Mad Max, Duro de Matar e outros filmaços

Correspondência

04.03.11

Oi André, tudo bom?

O filme da Síndrome do Surfe no Havaí que tu menciona seria Point Break, também conhecido como Caçadores de Emoção, com Patrick Swayze (que falta faz) e Keanu Reeves? Gostaria apenas de registrar que é um dos maiores filmes já feitos. Gary Busey está mítico no papel de Angelo Pappas.

Não se fazem mais filmes de ação como antigamente, hein. Acho que a última coisa válida mesmo foi a trilogia do Senhor dos Anéis, e Matrix, claro, cujas enxurradas de clones formam, junto com os filmes de super-heróis de quadrinhos, os três braços do grande rio dos filmes de ação medíocres e sem alma da última década (Eu quase gosto de alguns filmes do Tony Scott, todavia. Quase.) Caçadores de Emoção é um dos últimos exemplares de uma tradição quase extinta da qual fazem parte Predador, Duro de Matar, Aliens – O Resgate, Mad Max 2. Só filmão. Hoje em dia, ou pesam demais no verniz cerebral, como no Inception, que é um meta-filme de ação onde esqueceram de deixar a graça, ou fazem uns mashups de clichês preguiçosos e ineficazes.

Consigo pensar em duas exceções recentes: uma é o Apocalypto do Mel Gibson, que considero o melhor filme de ação da década passada. (Entendendo filme de ação como esse gênero explosivo e colorido e sem qualquer pretensão de seriedade, o que exclui quase tudo do Ridley Scott; o genial Miami Vice do Michael Mann, por exemplo, certamente superior a Mel Gibson´s Apocalypto, não pode ser considerado um filme de ação desses clássicos que tô falando, é um policial serião com atmosfera de sofrimento moral e metafísico etc, subgênero ao qual a cara de Guri Chorão do Colin Farrell se presta maravilhosamente bem? mas divago.) Lembro bem da emoção de ver esse filme no cinema, Meu Deus, até que enfim, um filme de ação de verdade.

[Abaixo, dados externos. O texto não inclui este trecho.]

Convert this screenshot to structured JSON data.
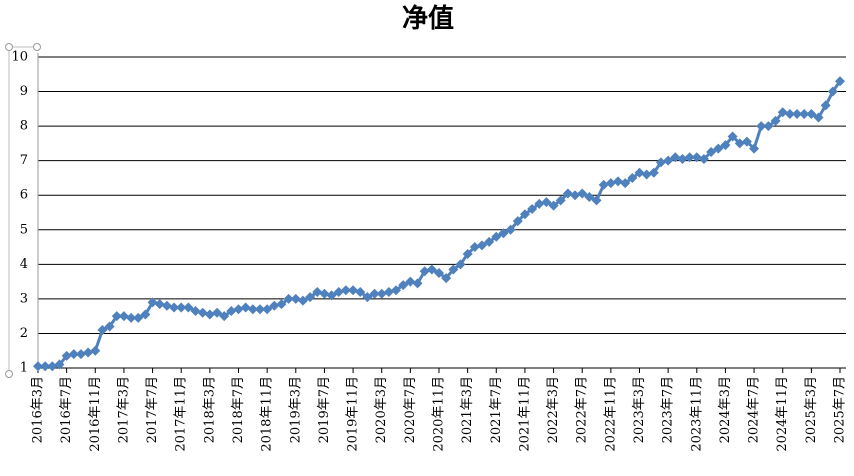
{
  "chart_data": {
    "type": "line",
    "title": "净值",
    "categories": [
      "2016年3月",
      null,
      null,
      null,
      "2016年7月",
      null,
      null,
      null,
      "2016年11月",
      null,
      null,
      null,
      "2017年3月",
      null,
      null,
      null,
      "2017年7月",
      null,
      null,
      null,
      "2017年11月",
      null,
      null,
      null,
      "2018年3月",
      null,
      null,
      null,
      "2018年7月",
      null,
      null,
      null,
      "2018年11月",
      null,
      null,
      null,
      "2019年3月",
      null,
      null,
      null,
      "2019年7月",
      null,
      null,
      null,
      "2019年11月",
      null,
      null,
      null,
      "2020年3月",
      null,
      null,
      null,
      "2020年7月",
      null,
      null,
      null,
      "2020年11月",
      null,
      null,
      null,
      "2021年3月",
      null,
      null,
      null,
      "2021年7月",
      null,
      null,
      null,
      "2021年11月",
      null,
      null,
      null,
      "2022年3月",
      null,
      null,
      null,
      "2022年7月",
      null,
      null,
      null,
      "2022年11月",
      null,
      null,
      null,
      "2023年3月",
      null,
      null,
      null,
      "2023年7月",
      null,
      null,
      null,
      "2023年11月",
      null,
      null,
      null,
      "2024年3月",
      null,
      null,
      null,
      "2024年7月",
      null,
      null,
      null,
      "2024年11月",
      null,
      null,
      null,
      "2025年3月",
      null,
      null,
      null,
      "2025年7月"
    ],
    "values": [
      1.05,
      1.05,
      1.05,
      1.1,
      1.35,
      1.4,
      1.4,
      1.45,
      1.5,
      2.1,
      2.2,
      2.5,
      2.5,
      2.45,
      2.45,
      2.55,
      2.9,
      2.85,
      2.8,
      2.75,
      2.75,
      2.75,
      2.65,
      2.6,
      2.55,
      2.6,
      2.5,
      2.65,
      2.7,
      2.75,
      2.7,
      2.7,
      2.7,
      2.8,
      2.85,
      3.0,
      3.0,
      2.95,
      3.05,
      3.2,
      3.15,
      3.1,
      3.2,
      3.25,
      3.25,
      3.2,
      3.05,
      3.15,
      3.15,
      3.2,
      3.25,
      3.4,
      3.5,
      3.45,
      3.8,
      3.85,
      3.75,
      3.6,
      3.85,
      4.0,
      4.3,
      4.5,
      4.55,
      4.65,
      4.8,
      4.9,
      5.0,
      5.25,
      5.45,
      5.6,
      5.75,
      5.8,
      5.7,
      5.85,
      6.05,
      6.0,
      6.05,
      5.95,
      5.85,
      6.3,
      6.35,
      6.4,
      6.35,
      6.5,
      6.65,
      6.6,
      6.65,
      6.95,
      7.0,
      7.1,
      7.05,
      7.1,
      7.1,
      7.05,
      7.25,
      7.35,
      7.45,
      7.7,
      7.5,
      7.55,
      7.35,
      8.0,
      8.0,
      8.15,
      8.4,
      8.35,
      8.35,
      8.35,
      8.35,
      8.25,
      8.6,
      9.0,
      9.3
    ],
    "color": "#4f81bd",
    "ylim": [
      1,
      10
    ],
    "yticks": [
      1,
      2,
      3,
      4,
      5,
      6,
      7,
      8,
      9,
      10
    ],
    "grid": true
  }
}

Outra exceção são os filmes do Neil Marshall, que de alguma forma consegue realizar filmes-homenagem eficazes, com alguma alma, impactantes pelo exagero e pelas referências desavergonhadas. Viu Abismo do Medo, aquele onde cinco minas tortas de gostosas ficam presas numa caverna? É brilhante. Primeiro pelo terror claustrofóbico da primeira metade, segundo pela erupção repentina de sangue, vísceras e ossos quebrados, e, por fim, pela sequência final que é uma versão ultra-gore dos embates da Tenente Ripley com o Alien, e das heroínas duronas tipo Sarah Connor em geral. Aquele treco funciona. Ele fez também o ótimo Doomsday (Juízo Final), que é basicamente uma colcha de retalhos de filmes de ação do John Carpenter e umas pitadas de Mad Max pra dar aquele brilho. Se não viu, veja.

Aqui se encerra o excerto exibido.